Unfortunately, Bobby was diagnosed with diabetes, high blood pressure and prostate cancer. After a couple months of pretreatment, he had to receive nearly 40 sessions of radiation before going into remission. “I was a walking death trap,” Bobby said. “At some point, your fear is that I might be sick but don’t want to know. The truth is you want to know as soon as you can.”
April, with whom Bobby shares a teenage son, jokingly credited her breasts for saving his life. “We both have a sense of humor, thank the Lord,” she said.
But it was no laughing matter when April’s breast cancer returned with a vengeance in May 2021. What she mistook for a sinus infection turned out to be multiple lesions in her brain.
Luckily, Bryan Ego-Osuala, MD, an otolaryngologist (ear, nose and throat specialist; also known as an ENT) based in Waldorf who currently serves as the director of MedStar Shah Medical Group’s Otolaryngology—Head & Neck Surgery Division, knew something wasn’t right and took matters into his own hands.
Dr. Ego-Osuala asked questions about April’s medical history and was able to rule out her alleged sinusitis with a CAT scan, which ended up saving her life.

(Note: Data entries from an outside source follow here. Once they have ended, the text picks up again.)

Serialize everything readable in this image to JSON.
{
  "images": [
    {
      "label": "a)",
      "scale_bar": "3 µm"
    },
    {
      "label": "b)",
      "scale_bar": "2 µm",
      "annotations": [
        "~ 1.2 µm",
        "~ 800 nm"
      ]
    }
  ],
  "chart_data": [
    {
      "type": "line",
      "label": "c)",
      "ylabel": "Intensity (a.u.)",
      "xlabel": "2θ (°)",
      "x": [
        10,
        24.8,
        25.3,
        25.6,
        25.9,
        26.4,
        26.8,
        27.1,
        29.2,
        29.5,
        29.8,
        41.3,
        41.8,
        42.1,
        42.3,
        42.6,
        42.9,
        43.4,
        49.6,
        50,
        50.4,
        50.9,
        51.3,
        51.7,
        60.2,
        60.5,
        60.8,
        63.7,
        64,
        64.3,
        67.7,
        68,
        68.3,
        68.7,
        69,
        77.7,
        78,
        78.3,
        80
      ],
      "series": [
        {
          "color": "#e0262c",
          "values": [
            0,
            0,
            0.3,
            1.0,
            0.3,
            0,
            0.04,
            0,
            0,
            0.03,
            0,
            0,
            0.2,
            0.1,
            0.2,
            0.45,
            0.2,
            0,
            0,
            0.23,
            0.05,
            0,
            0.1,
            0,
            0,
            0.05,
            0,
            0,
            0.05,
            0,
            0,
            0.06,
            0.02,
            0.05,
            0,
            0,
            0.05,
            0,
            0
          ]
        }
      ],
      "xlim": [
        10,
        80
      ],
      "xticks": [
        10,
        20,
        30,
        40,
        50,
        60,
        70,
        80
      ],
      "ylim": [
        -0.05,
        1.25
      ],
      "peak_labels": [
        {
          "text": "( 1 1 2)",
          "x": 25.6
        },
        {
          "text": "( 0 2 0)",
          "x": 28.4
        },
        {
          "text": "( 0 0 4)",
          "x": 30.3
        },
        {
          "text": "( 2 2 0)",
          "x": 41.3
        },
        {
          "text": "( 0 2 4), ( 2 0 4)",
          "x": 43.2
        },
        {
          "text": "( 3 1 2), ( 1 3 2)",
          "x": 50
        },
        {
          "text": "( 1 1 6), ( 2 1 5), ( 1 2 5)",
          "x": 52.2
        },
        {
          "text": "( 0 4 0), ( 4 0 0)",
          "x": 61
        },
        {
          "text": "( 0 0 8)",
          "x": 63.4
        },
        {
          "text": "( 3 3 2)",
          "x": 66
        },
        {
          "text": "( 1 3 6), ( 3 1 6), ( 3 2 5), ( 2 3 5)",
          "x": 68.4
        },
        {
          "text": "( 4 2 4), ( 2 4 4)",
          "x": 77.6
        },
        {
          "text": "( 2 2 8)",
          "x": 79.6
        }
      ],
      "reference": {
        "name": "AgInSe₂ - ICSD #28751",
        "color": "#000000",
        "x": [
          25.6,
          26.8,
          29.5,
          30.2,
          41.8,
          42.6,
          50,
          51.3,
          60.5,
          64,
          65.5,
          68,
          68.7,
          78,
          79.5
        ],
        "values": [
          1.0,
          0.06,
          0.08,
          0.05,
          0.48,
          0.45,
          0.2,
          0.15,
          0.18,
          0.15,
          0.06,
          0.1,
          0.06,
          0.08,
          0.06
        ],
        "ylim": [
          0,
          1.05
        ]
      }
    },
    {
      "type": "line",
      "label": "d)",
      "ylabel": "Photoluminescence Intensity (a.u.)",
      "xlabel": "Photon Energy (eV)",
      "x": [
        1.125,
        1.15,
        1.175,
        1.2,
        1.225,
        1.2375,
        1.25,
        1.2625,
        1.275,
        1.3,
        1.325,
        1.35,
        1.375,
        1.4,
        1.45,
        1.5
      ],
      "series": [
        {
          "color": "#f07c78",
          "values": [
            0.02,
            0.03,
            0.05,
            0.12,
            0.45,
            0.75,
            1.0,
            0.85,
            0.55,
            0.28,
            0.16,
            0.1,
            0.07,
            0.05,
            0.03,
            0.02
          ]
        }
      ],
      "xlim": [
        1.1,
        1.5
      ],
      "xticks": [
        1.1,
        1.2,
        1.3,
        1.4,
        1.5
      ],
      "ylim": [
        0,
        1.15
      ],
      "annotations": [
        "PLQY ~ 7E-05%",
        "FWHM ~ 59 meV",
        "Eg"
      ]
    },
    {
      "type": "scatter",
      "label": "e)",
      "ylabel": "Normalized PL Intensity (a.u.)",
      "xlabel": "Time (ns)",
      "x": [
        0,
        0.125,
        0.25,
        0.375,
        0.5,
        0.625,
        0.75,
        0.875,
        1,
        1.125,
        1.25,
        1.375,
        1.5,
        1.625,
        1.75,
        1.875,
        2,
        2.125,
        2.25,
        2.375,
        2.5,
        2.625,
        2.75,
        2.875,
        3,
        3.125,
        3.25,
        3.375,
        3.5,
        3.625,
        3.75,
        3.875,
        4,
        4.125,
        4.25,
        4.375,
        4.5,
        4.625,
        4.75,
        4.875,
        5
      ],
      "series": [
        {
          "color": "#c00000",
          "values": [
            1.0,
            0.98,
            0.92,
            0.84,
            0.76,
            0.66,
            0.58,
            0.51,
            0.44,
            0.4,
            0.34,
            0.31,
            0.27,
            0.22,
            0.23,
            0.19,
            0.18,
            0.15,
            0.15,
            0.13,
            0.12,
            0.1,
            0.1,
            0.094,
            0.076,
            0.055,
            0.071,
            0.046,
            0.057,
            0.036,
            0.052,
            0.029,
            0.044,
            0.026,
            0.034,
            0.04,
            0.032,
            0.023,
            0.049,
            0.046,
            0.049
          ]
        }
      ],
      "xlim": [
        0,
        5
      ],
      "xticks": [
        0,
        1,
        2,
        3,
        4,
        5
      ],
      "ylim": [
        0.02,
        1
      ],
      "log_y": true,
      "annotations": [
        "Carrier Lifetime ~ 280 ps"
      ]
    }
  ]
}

“The brain tumor would have killed her, absolutely, had we not caught it ahead of time. I ordered the CAT scan more so to prove to April that she didn’t have sinusitis,” Dr. Ego-Osuala said. “That’s why it’s so important for any clinician to ask the proper questions because a lot of times, you will get the right answer. I believe that 80 to 85 percent of a diagnosis can be made by simply talking to the patient. Imaging studies are just a bonus for confirmation.”
April was then referred to the MedStar Georgetown Cancer Institute at MedStar Southern Maryland Hospital Center, where her husband’s prostate cancer had been treated with intensity-modulated radiation therapy (IMRT) under the watchful eye of Andrew Satinsky, MD, clinical director of Radiation Oncology. April, on the other hand, would be treated with a modern radiosurgical system called ZAP-X® to remove smaller tumors from her brain following a separate neurosurgery performed at MedStar Georgetown University Hospital.
The goal in April’s case, according to Dr. Satinsky, was not to cure her breast cancer because it was already in stage IV. It was about “getting control over something serious,” he said.
“Radiation can be aimed in a very precise way to one specific part of the brain,” Dr. Satinsky said. “It’s kind of like a surgical strike on the tumors themselves.”
Since having her procedure eight months ago, Dr. Satinksy confirmed that the most recent set of diagnostic imaging tests done on April have shown “everything was stable.”
“A positive attitude goes a long way,” said April, who is still receiving infusion therapy. “With modern medicine, they can fix quite a bit of things now. The ZAP-X® machine is an example of that.”
For Dr. Satinsky, the Parletts’ positive outlook on life is enough to inspire the faint of heart.
“What I’ve found over the many years of doing this is there are a number of different ways one can leave an encounter, feeling hopeful about their treatment plan,” Dr. Satinsky said. “We were excited to be able to offer a treatment where we could remove each individual remaining tumor, as well as the area where the larger tumor had been removed from, without doing damage to surrounding tissue.”
Thanks to MedStar Health’s multidisciplinary approach to care, both April and Bobby are now in remission and have rekindled their love with newfound freedom.
April and Bobby are especially grateful for the outcry of support which has restored their faith in mankind. Family and friends have even stepped-up last summer to help run the Parletts’ swimming pool retail store, organize a fundraiser as well as make daily meal deliveries while they were recovering.
“We want to go on family trips. We want to build memories and all of those things. But without getting a diagnosis and figuring out what you need to do, the likelihood of that happening is diminished dramatically,” Bobby said. “Go out and get a routine checkup annually to make sure all of your checks and balances are in reasonable shape. Now more than ever, we’ve learned to listen to our body which saved our lives.”